Sogar auf dieser Site wurde daran gezweifelt, dass die von der katholischen
Kirche im Herbst 2010 vermutete Zahl von 80.000 Austritten tatsächlich erreicht
würde.
Nun wissen wir es, am 11. Jänner 2011 konnte die katholische
Kirche einen neuen österreichischen Nachkriegsgroßrekord verkünden: 87.393, in Worten siebenundachtzigtausenddreihundertdreiundneunzig
katholische Kirchenmitglieder hauten sich letztes Jahr über die Häuser!
Das
ist ein Plus von 64 Prozent!
Das Jahr 1939 bleibt mit 103.710 Austritten weiterhin das Rekordjahr.
Allerdings
war von der klerikalfaschistischen Diktatur die Jahre vorher der Kirchenaustritt
praktisch verboten worden (Austretende mussten sich einer "Prüfung ihres
Geisteszustandes" unterziehen), der klerikalfaschistische Terror zwang
zudem massenhaft Ausgetretene zum Wiedereintritt und sogar ungetaufte Kinder
zur Taufe. Dass dann unter dem Naziregime ab Herbst 1938 der Kirchenaustritt
wieder normal möglich war, steigerte darum die Austrittszahlen zu diesem Rekordhoch.

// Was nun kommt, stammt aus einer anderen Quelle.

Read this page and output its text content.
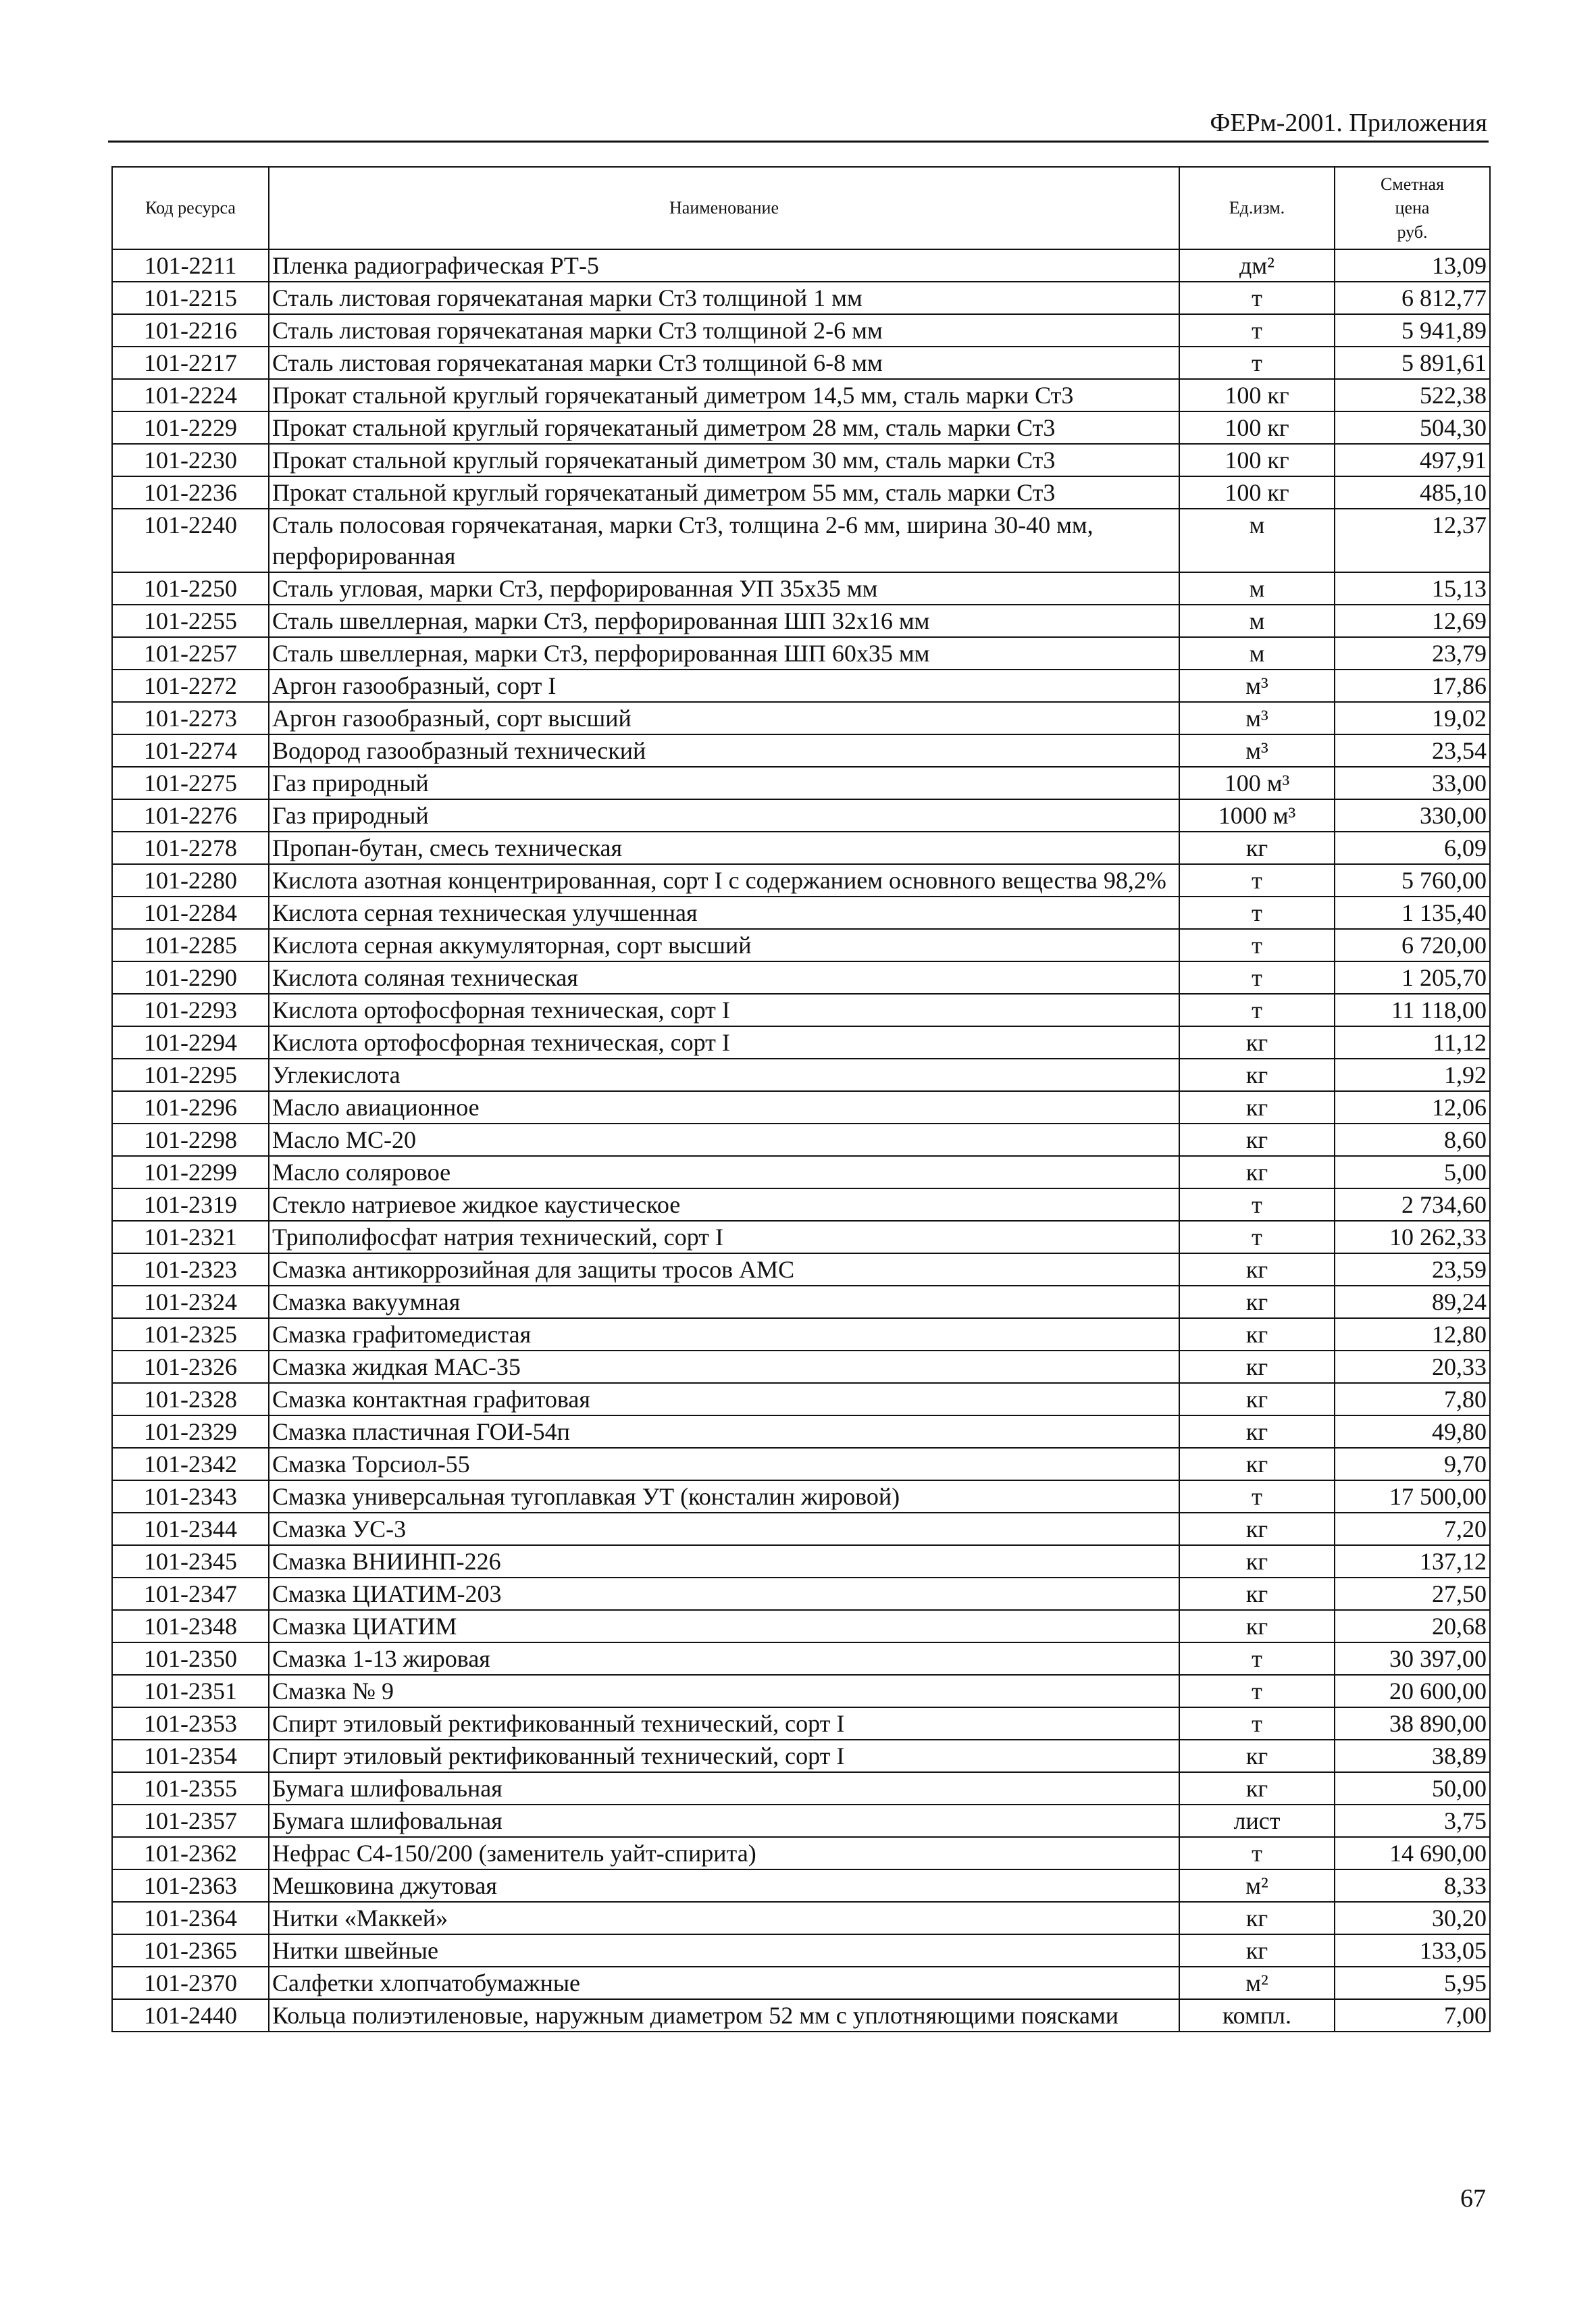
ФЕРм-2001. Приложения
Код ресурса	Наименование	Ед.изм.	Сметная
цена
руб.

101-2211	Пленка радиографическая РТ-5	дм²	13,09
101-2215	Сталь листовая горячекатаная марки Ст3 толщиной 1 мм	т	6 812,77
101-2216	Сталь листовая горячекатаная марки Ст3 толщиной 2-6 мм	т	5 941,89
101-2217	Сталь листовая горячекатаная марки Ст3 толщиной 6-8 мм	т	5 891,61
101-2224	Прокат стальной круглый горячекатаный диметром 14,5 мм, сталь марки Ст3	100 кг	522,38
101-2229	Прокат стальной круглый горячекатаный диметром 28 мм, сталь марки Ст3	100 кг	504,30
101-2230	Прокат стальной круглый горячекатаный диметром 30 мм, сталь марки Ст3	100 кг	497,91
101-2236	Прокат стальной круглый горячекатаный диметром 55 мм, сталь марки Ст3	100 кг	485,10
101-2240	Сталь полосовая горячекатаная, марки Ст3, толщина 2-6 мм, ширина 30-40 мм, перфорированная	м	12,37
101-2250	Сталь угловая, марки Ст3, перфорированная УП 35х35 мм	м	15,13
101-2255	Сталь швеллерная, марки Ст3, перфорированная ШП 32х16 мм	м	12,69
101-2257	Сталь швеллерная, марки Ст3, перфорированная ШП 60х35 мм	м	23,79
101-2272	Аргон газообразный, сорт I	м³	17,86
101-2273	Аргон газообразный, сорт высший	м³	19,02
101-2274	Водород газообразный технический	м³	23,54
101-2275	Газ природный	100 м³	33,00
101-2276	Газ природный	1000 м³	330,00
101-2278	Пропан-бутан, смесь техническая	кг	6,09
101-2280	Кислота азотная концентрированная, сорт I с содержанием основного вещества 98,2%	т	5 760,00
101-2284	Кислота серная техническая улучшенная	т	1 135,40
101-2285	Кислота серная аккумуляторная, сорт высший	т	6 720,00
101-2290	Кислота соляная техническая	т	1 205,70
101-2293	Кислота ортофосфорная техническая, сорт I	т	11 118,00
101-2294	Кислота ортофосфорная техническая, сорт I	кг	11,12
101-2295	Углекислота	кг	1,92
101-2296	Масло авиационное	кг	12,06
101-2298	Масло МС-20	кг	8,60
101-2299	Масло соляровое	кг	5,00
101-2319	Стекло натриевое жидкое каустическое	т	2 734,60
101-2321	Триполифосфат натрия технический, сорт I	т	10 262,33
101-2323	Смазка антикоррозийная для защиты тросов АМС	кг	23,59
101-2324	Смазка вакуумная	кг	89,24
101-2325	Смазка графитомедистая	кг	12,80
101-2326	Смазка жидкая МАС-35	кг	20,33
101-2328	Смазка контактная графитовая	кг	7,80
101-2329	Смазка пластичная ГОИ-54п	кг	49,80
101-2342	Смазка Торсиол-55	кг	9,70
101-2343	Смазка универсальная тугоплавкая УТ (консталин жировой)	т	17 500,00
101-2344	Смазка УС-3	кг	7,20
101-2345	Смазка ВНИИНП-226	кг	137,12
101-2347	Смазка ЦИАТИМ-203	кг	27,50
101-2348	Смазка ЦИАТИМ	кг	20,68
101-2350	Смазка 1-13 жировая	т	30 397,00
101-2351	Смазка № 9	т	20 600,00
101-2353	Спирт этиловый ректификованный технический, сорт I	т	38 890,00
101-2354	Спирт этиловый ректификованный технический, сорт I	кг	38,89
101-2355	Бумага шлифовальная	кг	50,00
101-2357	Бумага шлифовальная	лист	3,75
101-2362	Нефрас С4-150/200 (заменитель уайт-спирита)	т	14 690,00
101-2363	Мешковина джутовая	м²	8,33
101-2364	Нитки «Маккей»	кг	30,20
101-2365	Нитки швейные	кг	133,05
101-2370	Салфетки хлопчатобумажные	м²	5,95
101-2440	Кольца полиэтиленовые, наружным диаметром 52 мм с уплотняющими поясками	компл.	7,00
67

Das hatte weniger mit dem Naziregime als mit dem Zorn über die vergangene klerikalfaschistische
Diktatur unter Dollfuß und Schuschnigg zu tun (siehe dazu: "Der
Weg in den Faschismus").
2010 brauchte die katholische Kirche
keinen Dollfuß und keinen Hitler mehr für diesen Nachkriegsrekord. Das Auffliegen
der jahrzehntelang vertuschten klerikalen Sexualverbrechen und Gewalttaten gab
vielen ohnehin kirchenfernen Menschen den Anstoß, diesen Verein nicht mehr finanziell
zu unterstützen. Allerdings hat die katholische Kirche nach (seit der letzten
Volkszählung 2001 amtlich nicht mehr überprüften) eigenen Angaben
immer noch rund 5.450.000 Mitglieder.
Der Theologe
Paul Zulehner zitierte am 11.1. aus der noch nicht veröffentlichten Religionsstudie
2010: 32 Prozent der österreichischen Kirchenmitglieder haben demnach schon
an einen Kirchenaustritt gedacht. Zum Austritt entschlossen waren davon 13 %,
der Rest hat zur Hälfte noch keine Entscheidung getroffen, die andere Hälfte
will trotzalledem nicht austreten. "Die kontinuierliche Austrittsentwicklung
ist der Hinweis darauf, dass eine Epoche für die Kirche in Europa zu Ende geht,
man konnte in Europa nur Bürger sein, wenn man Katholik war", sagte Zulehner
im ORF-Morgenjournal. Ja! Die Zeiten der katholischen Allmacht sind vorbei.
Unumkehrbar vorbei.
Wenn man Zulehners Prozente in Zahlen umsetzt: 2009 gab es offiziell rund 5.530.000 Mitglieder, davon sind 32 % 1.770.000, davon wieder 13 % sind 230.000. Somit wurde das Plansoll der Religionsstudie 2010 bei weitem nicht erfüllt, es gibt gut 140.000, die zum Austritt entschlossen sind, aber es bisher nicht getan haben. Weitere 780.000 warten mit ihrem Entschluss noch und nochmals dieselbe Zahl auf die nächsten Skandale, um es sich dann vielleicht den Austritt wiederum zu überlegen. Man kann also sagen, die katholische Kirche hält sich trotz allem recht gut. Weil wenn man dazu noch die hohe Zahl der Menschen ins Auge fasst, die zwar Kirchenmitglied sind, aber praktisch religionsfrei leben, dann sind die Austritte eigentlich überraschend wenig.